空間薄弱,意味着空間極其不穩定。若是一位聖人動用空間瞬移,很有可能會影響到大片空間。一旦空間的恢復之力無法跟得上,那麼被影響的空間就可能會坍塌,甚至引起真正的空間亂流。
也就是說,哪怕是尊者也休想在這裏進行空間瞬移。
第一次感受到如此薄弱的空間,莫問眼中露出了絲絲警惕之色。
他想要利用這裏的空間規則錘鍊聖體,但這並不是因爲他想來送死。
事實上,他還是有一定把握的。
利用感知,莫問一步步摸索着周圍的空間之力。
他需要一處相對安全,空間規則又比較適宜的位置。
只有那種位置,他才能夠在危險性降低到最低的情況下,又高效的進行聖體錘鍊。
“就是這個位置了。

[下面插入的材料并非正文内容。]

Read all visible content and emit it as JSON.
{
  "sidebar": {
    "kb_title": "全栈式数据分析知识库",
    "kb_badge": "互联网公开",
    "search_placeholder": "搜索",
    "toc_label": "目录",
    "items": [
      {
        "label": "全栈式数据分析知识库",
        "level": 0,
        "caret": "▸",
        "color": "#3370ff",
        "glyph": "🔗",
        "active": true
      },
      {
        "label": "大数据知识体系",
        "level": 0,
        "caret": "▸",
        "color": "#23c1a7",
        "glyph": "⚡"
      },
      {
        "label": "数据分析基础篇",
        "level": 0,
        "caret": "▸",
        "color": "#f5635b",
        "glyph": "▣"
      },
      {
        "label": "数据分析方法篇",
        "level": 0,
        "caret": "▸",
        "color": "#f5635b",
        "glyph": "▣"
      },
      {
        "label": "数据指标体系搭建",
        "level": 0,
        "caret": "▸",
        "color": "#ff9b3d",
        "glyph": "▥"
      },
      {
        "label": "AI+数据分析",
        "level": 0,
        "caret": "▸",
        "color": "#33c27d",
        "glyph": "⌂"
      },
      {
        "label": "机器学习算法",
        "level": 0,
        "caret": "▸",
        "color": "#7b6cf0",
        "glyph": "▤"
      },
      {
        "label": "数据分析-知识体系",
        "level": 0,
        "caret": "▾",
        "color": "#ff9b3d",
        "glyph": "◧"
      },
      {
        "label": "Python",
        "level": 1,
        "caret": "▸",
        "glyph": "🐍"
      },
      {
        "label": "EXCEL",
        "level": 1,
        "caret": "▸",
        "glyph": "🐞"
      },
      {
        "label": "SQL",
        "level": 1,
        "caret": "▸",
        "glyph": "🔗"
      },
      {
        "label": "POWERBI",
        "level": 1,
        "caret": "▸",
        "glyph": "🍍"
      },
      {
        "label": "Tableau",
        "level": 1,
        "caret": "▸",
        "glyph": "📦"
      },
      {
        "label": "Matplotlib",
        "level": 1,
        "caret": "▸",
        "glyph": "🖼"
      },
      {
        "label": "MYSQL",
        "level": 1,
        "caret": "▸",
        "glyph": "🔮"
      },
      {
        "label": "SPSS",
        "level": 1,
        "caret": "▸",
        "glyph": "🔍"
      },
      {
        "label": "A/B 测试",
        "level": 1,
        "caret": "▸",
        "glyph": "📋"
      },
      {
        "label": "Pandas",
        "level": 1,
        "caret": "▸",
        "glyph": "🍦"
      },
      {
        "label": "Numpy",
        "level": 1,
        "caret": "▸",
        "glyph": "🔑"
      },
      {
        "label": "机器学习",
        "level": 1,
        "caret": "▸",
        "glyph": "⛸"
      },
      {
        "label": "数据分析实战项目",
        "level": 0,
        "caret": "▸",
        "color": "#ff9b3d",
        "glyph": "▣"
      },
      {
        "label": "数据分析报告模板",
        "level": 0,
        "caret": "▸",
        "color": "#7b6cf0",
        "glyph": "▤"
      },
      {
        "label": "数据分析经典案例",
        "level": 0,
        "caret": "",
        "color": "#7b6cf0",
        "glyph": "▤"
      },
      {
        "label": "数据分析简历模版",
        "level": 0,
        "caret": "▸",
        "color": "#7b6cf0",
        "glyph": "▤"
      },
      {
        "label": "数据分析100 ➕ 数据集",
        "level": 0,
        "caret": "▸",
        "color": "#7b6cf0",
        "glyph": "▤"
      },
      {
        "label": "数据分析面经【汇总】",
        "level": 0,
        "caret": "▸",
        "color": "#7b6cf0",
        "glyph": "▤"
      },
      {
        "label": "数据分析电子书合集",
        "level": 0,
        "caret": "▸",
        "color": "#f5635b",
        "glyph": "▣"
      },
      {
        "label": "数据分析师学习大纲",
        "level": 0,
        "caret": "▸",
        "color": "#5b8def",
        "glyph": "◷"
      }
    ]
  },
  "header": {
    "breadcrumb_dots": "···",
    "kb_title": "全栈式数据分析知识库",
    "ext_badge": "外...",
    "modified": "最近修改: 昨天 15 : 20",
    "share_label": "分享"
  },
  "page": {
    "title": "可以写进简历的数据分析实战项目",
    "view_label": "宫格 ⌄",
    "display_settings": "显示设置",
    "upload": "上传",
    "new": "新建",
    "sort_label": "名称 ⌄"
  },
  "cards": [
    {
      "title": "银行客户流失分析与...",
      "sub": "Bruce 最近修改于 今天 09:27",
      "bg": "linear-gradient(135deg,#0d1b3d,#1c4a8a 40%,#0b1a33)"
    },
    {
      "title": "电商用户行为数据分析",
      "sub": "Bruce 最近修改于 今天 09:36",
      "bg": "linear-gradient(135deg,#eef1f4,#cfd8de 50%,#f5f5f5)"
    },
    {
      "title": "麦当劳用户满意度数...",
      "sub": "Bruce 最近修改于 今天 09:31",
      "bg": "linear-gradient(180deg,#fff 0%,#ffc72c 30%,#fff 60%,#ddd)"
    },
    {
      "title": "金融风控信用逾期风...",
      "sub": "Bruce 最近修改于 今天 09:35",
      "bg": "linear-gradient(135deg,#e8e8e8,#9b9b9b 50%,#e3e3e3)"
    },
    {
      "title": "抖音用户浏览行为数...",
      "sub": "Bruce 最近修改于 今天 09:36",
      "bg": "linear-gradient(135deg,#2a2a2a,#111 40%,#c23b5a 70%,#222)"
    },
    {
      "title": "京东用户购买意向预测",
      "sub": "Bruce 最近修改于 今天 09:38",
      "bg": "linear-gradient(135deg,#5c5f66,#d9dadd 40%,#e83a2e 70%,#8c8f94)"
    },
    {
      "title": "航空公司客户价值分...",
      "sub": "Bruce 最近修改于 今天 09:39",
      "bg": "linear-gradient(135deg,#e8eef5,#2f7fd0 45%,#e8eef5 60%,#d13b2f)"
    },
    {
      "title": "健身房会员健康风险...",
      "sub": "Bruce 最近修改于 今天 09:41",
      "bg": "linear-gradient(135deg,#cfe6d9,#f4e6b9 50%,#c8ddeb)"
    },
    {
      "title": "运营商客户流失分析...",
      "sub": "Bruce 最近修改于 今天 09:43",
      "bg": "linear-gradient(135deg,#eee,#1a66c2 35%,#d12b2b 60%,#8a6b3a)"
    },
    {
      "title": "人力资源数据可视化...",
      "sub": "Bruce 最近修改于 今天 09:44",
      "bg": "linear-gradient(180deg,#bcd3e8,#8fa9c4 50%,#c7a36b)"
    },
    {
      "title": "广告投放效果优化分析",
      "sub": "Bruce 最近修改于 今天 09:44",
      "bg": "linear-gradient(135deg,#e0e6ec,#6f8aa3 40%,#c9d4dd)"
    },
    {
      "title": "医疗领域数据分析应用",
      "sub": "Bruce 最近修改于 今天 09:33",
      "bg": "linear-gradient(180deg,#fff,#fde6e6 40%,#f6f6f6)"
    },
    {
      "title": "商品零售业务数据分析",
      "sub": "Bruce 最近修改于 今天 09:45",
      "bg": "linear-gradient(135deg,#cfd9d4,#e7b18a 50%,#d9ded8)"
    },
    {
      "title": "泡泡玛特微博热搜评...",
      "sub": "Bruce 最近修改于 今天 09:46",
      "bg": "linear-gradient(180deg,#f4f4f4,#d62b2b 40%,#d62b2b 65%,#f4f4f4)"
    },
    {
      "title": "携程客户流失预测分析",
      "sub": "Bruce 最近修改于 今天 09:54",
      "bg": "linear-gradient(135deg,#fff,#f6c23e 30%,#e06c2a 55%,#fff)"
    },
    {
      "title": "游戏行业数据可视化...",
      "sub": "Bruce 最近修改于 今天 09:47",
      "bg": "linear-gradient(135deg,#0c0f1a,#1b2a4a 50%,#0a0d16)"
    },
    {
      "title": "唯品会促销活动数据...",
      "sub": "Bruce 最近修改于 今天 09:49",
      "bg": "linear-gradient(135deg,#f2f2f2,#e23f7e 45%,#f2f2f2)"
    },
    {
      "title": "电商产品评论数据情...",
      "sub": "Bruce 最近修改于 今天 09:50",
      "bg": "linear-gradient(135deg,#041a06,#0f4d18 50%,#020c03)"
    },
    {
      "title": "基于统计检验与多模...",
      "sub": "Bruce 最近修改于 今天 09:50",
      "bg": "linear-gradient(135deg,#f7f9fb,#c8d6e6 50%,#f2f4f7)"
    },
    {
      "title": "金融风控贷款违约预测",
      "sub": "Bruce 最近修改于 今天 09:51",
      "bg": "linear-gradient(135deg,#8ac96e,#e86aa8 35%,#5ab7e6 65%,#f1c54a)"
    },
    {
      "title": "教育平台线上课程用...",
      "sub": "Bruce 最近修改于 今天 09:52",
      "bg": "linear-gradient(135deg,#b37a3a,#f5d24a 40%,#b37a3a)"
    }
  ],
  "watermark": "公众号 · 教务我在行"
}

”
站定之後,莫問鎖定了某個空間裂縫位置。
這條裂縫在衆多空間裂縫之中,屬於中等層次,裂縫寬約五十丈,絲絲空間規則從裂縫中散發出來。
感受到空間規則之力,莫問的聖體本能地露出了一絲渴望,那是一種興奮。
就像是一個考古學家遇見了史前文明是一樣的心情。
盤膝而坐,莫問壓制了本能的躁動,小心翼翼牽引着空間規則接觸他的聖體。
“撕拉!”
莫問的聖體一接觸空間規則,就冒出一陣陣黑煙,緊接着他的身體上就傳來一陣肉香味。
僅僅只是一個接觸,莫問聖體的最表層防禦就被徹底摧毀了。
莫問疼得是齜牙咧嘴,額頭冷汗狂冒,將整個後背都給浸溼了。
自打成爲聖人,莫問是第一次感受到這種撕心裂肺的疼痛,簡直深入骨髓,直擊靈魂。
空間規則的力量,就猶如附骨之疽,不斷破壞着聖體的生機,強行激發聖體的生命力來修復體內的傷勢。
一滅一生。
莫問的聖體在空間規則的摧殘之下,不斷進行着生滅輪迴。
與此同時,莫問體內的生機以一種極其可怕的速度被消耗着。
幾乎每一秒,他體內的生機就要永久性消失萬分之一。
也就是說一萬秒,他體內的生機就會消耗殆盡。
而一萬秒只是相當於一個半時辰不到。
“這樣下去,我活不一個半時辰。”感受到體內狂瀉不止的生命力,莫問心中有了預感。
要知道,莫問的生機何等強大,就算是巔峯聖人都無法消耗他一層生命力。
可是與空間規則一比,不值得一提。
體內生命力在緩緩流逝,莫問的臉上卻沒有半分緊張。
不知不覺中,一個時辰過去了。
莫問的生命力已經下降到不足百分之三十了,而他聖體的錘鍊程度纔不到千分之一。
這無疑表明,他需要完整狀態下近千條生命力,才能夠完成一輪徹底的錘鍊。
以一個普通煉體聖者爲例,補充全身的生命力,起碼要幾個月的時間。
也就是說,幾個月的時間,他們才能夠完成千分之一的錘鍊。
這也難怪說,一位小成聖體的煉體聖者,需要百年以上的時間才能錘鍊完聖體。
事實上,這不僅沒有誇大其實,反而遠遠低估了錘鍊聖體的難度。
要知道莫問的聖體,比普通小成聖體不知強大多少倍。
百分之三十,是莫問的生命警戒線。
意念一動,莫問意識回到了屬性面板上。
能量點不僅可以用來提升境界,同樣可以用來恢復傷勢,以及補充生命力。
只是一直以來,莫問幾乎沒有受傷過。
唯有剛來海外之時,空間之傷動用了能量點。
“轟!”
隨着五千能量點被扣除,莫問的生命力直接恢復到了巔峯,還隱隱有能量殘留在體內。
爲了儘可能節約能量點,莫問接觸空間規則的範圍更爲擴大了一分。
混亂之地。
星瀾鎮。
由於莫問沒有迴歸,又把星瀾保護協會的丟給了喬遷。
莫問的這一做法,完全就是放權當一個甩手掌櫃。
要是喬遷是一個癡迷於權力的聖人,莫問的做法無疑深得他的心意。
可是喬遷不是,他從那日起就已經志向尊者之巔了。